I believe, as Ellis Lawrence has so eloquently stated, that “education should be made the great romance of life”. In architecture, this maxim may be characterized as a call for generalists, not specialists. More inclusiveness; less preoccupation. More of what is fundamental, archetypal and shared; less of what is private, obscure and esoteric. I believe that the generalist is in a better position to survey the entire field, as it were, and to provide just that thing which is lacking and in need. As Aldo Van Eyck has said: “The conscientious architect is freer than the fool who does whatever he likes or whatever enters his head.” I view the specifics of architecture which we must teach (design process, theory, construction and practice) as gateways that link us at any turn with that great gathering body of literature, history, art and science.

Research

My current research is focused on a book, tentatively entitled The Luminous Room. This book investigates six houses for the depth of feeling and beauty that they possess. It centers on how rooms with great feeling are designed and how the sensual reality of materials manifest those feelings. The houses themselves are geographically and chronologically diverse. They demonstrate an equally diverse approach to design, and yet they all possess qualities that make them evocative and memorable.
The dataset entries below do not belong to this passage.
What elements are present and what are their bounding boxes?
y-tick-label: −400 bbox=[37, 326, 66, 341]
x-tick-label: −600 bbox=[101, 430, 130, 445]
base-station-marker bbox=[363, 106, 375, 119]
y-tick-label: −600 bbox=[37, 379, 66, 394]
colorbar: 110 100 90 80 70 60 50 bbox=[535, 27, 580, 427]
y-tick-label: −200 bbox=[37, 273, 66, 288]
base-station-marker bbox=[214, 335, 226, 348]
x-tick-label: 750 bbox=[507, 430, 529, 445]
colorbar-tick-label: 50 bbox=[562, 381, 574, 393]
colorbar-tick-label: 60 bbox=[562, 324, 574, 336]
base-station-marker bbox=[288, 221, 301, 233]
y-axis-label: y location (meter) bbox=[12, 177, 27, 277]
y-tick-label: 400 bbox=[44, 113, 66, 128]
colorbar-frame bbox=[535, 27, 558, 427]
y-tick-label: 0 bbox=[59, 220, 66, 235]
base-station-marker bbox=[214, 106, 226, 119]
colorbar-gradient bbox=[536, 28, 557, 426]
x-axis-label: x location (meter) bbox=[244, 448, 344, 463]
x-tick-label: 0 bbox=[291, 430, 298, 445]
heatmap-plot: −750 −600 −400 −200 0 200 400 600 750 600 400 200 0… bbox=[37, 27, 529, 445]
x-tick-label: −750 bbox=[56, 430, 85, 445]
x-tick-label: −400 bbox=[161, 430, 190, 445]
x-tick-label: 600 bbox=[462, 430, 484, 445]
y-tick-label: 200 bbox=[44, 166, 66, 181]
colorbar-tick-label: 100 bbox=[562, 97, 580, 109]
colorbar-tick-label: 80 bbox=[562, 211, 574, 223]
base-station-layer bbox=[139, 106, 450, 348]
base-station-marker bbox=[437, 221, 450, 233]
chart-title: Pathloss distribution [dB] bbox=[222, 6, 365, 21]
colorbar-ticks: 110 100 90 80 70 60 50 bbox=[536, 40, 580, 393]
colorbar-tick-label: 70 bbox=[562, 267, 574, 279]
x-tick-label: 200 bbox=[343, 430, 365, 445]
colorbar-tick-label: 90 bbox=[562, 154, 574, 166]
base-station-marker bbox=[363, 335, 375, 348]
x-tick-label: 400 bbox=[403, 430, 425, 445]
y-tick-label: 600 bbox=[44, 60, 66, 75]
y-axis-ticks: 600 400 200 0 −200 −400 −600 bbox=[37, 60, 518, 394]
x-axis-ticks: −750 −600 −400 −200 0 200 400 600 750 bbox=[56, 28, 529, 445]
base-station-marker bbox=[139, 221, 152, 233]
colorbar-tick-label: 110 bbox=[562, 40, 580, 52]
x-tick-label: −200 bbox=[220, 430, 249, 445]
The following houses are studied:

  • Hill House, Helensburgh Scotland, by Charles Rennie Mackintosh
  • Fonthill, Doylestown Pennsylvania, by Henry Mercer
  • The Tower, Bollingen, Switzerland, by Carl Jung
  • Can Lis, Porto Petro, Mallorca (Spain), by Jorn Utzon
  • Medlock/Graham house, Whidbey Is. WA, by Christoper Alexander
  • Serbu Residence, Eugene, OR, by James Givens Design

Houses are probably one of the most trivialized, certainly one of the most commodified, forms of building done on a massive scale today. Most are not designed by architects or other design professionals. Most are hopelessly ill-fitted to their sites and lack even one good room inside. While I do not intend to champion a particular kind of housing, my hope is that with this study, I might at least begin to describe, vividly and concretely, why this modest collection of houses have in them rooms and experiences that ring true. This research began in the summer of 1996 when I visited the first five places as a 1995 Ion Lewis Traveling Scholar. My most recent field research was in the summer of 2003, when I traveled to Doylestown, Pennsylvania to photo document Fonthill by Henry Mercer, and engage in archival research with the staff of the Mercer Museum.